Squat
- Stand up and hold one dumbbell with both hands in front of your thighs.
- Lower your body by bending your knees until they form a 90 degree angle and raise yourself back up after a short pause.
- Keep your upper body steady throughout.
Reverse Lunge
- Stand up and hold one dumbbell on each hand along the sides of your body, palms facing your body.
- Place a foot back and bend your knees in order to bring down your body until your knees form 90 degree angles and raise yourself back up after a short pause.
- Keep your upper body steady throughout.
Stationary Lunge
- Stand up with one foot in front, one foot back and hold one dumbbell on each hand along the sides of your body, palms facing each other.
- Lower yourself without moving your feet until your knees form 90 degree angles and raise yourself back up after a short pause.
- Keep your upper body steady throughout.
Side Lunge
- Stand up and hold one dumbbell on each hand against the sides of your body, palms facing each other.
- Take a wide step sideways so that your knee shows a 90 degree angle and slowly bring yourself back up after a short pause.
- Keep your back straight throughout.
Dumbbell Swing Through
- Hold one dumbbell with both hands between your legs and crouch down until your knees are at 90 degree angles.
- Lift yourself to a standing position while bringing the dumbbell up above your head and slowly return to starting position after a short pause.
- Keep your back straight throughout.
Stiff Legged Dead Lift
- Stand up and hold one dumbbell in each hand against the sides of your body, palms facing each other.
- Lower the dumbbells by bending your hips forward and raise yourself back up again after a short pause.
- Keep your back straight throughout.
Toe Raise
- Stand up and hold one dumbbell in each hand against the sides of your body, palms facing each other.
- Lift your heels from the ground by pushing on your toes and lower yourself back down after a short pause.
- Keep the rest of your body still throughout.
One Legged Toe Raise
- Stand up on one foot on top of a small step and hold one dumbbell with one hand against the side of your body.
- Raise yourself by standing on your toes and slowly lower yourself back down after a short pause.
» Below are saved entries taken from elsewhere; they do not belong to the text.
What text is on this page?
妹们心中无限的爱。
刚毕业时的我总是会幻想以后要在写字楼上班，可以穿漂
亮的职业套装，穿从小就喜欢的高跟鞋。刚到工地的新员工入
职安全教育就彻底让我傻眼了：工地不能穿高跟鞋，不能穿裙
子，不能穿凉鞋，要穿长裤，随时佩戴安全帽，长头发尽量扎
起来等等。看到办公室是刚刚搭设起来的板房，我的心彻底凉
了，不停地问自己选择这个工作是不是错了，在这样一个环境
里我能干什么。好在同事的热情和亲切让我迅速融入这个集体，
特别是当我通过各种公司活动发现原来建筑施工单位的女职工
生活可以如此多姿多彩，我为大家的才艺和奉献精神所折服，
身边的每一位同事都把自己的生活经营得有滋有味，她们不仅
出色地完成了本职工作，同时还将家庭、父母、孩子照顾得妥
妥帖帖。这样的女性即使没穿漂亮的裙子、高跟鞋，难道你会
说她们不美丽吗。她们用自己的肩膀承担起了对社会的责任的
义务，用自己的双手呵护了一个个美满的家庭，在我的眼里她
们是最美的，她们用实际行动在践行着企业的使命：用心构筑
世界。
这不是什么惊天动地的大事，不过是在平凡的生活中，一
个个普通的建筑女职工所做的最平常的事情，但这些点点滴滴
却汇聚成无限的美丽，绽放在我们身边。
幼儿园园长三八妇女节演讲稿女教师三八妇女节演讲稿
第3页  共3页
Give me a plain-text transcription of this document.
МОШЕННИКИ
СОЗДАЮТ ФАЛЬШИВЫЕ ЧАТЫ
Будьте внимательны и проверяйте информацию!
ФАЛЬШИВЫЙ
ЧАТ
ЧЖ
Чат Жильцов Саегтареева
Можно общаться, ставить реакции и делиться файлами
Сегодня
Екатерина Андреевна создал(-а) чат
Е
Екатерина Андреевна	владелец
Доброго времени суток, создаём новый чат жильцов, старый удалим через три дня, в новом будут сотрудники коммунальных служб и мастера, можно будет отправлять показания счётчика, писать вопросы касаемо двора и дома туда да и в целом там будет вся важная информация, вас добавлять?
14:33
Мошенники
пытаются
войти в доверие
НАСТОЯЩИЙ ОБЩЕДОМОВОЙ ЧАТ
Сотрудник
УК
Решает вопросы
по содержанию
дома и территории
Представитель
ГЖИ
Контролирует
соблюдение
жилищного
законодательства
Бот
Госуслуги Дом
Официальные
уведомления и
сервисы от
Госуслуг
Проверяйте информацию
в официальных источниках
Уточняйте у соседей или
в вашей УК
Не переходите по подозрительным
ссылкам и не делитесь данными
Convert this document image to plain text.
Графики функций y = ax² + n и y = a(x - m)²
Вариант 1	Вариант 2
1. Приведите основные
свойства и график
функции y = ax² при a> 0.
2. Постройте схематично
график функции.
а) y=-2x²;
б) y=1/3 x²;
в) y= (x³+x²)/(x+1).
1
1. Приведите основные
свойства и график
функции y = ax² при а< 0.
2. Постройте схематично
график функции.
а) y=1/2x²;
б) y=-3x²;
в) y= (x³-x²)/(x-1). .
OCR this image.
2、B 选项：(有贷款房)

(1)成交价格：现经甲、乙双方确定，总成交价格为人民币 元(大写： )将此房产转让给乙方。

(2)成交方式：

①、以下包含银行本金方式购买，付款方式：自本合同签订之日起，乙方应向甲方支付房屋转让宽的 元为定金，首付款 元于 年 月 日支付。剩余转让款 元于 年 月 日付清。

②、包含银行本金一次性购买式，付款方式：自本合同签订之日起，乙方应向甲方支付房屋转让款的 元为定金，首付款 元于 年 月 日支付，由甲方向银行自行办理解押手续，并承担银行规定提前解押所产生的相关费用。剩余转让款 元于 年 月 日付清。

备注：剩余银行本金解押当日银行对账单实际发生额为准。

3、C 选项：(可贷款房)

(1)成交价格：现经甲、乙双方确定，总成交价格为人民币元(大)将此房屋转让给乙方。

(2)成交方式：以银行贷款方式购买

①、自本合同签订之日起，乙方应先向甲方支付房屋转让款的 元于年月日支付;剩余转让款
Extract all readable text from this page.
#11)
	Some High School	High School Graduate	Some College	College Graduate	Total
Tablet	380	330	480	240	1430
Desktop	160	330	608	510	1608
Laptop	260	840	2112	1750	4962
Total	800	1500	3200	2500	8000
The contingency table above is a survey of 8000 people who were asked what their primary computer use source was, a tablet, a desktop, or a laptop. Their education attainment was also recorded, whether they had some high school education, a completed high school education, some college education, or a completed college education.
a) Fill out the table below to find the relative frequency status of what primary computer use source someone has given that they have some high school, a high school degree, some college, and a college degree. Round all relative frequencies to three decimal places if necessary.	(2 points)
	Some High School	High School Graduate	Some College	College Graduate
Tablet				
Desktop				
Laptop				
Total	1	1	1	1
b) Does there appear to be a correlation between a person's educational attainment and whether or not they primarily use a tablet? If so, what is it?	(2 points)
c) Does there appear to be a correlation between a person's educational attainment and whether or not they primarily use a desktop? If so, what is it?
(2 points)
Alternate feet after your set.
- Make sure that only the calf muscles are exercising.
Seated One Legged Toe Raise
- Sit down on the bench, place the front of one of your feet on top of the step and hold a dumbbell with both hands on top of that foot’s thighs.
- Raise the dumbbell by standing on your toes and slowly lower them back down after a short pause. Alternate feet after your set.
- Make sure that only the calf muscles are exercising.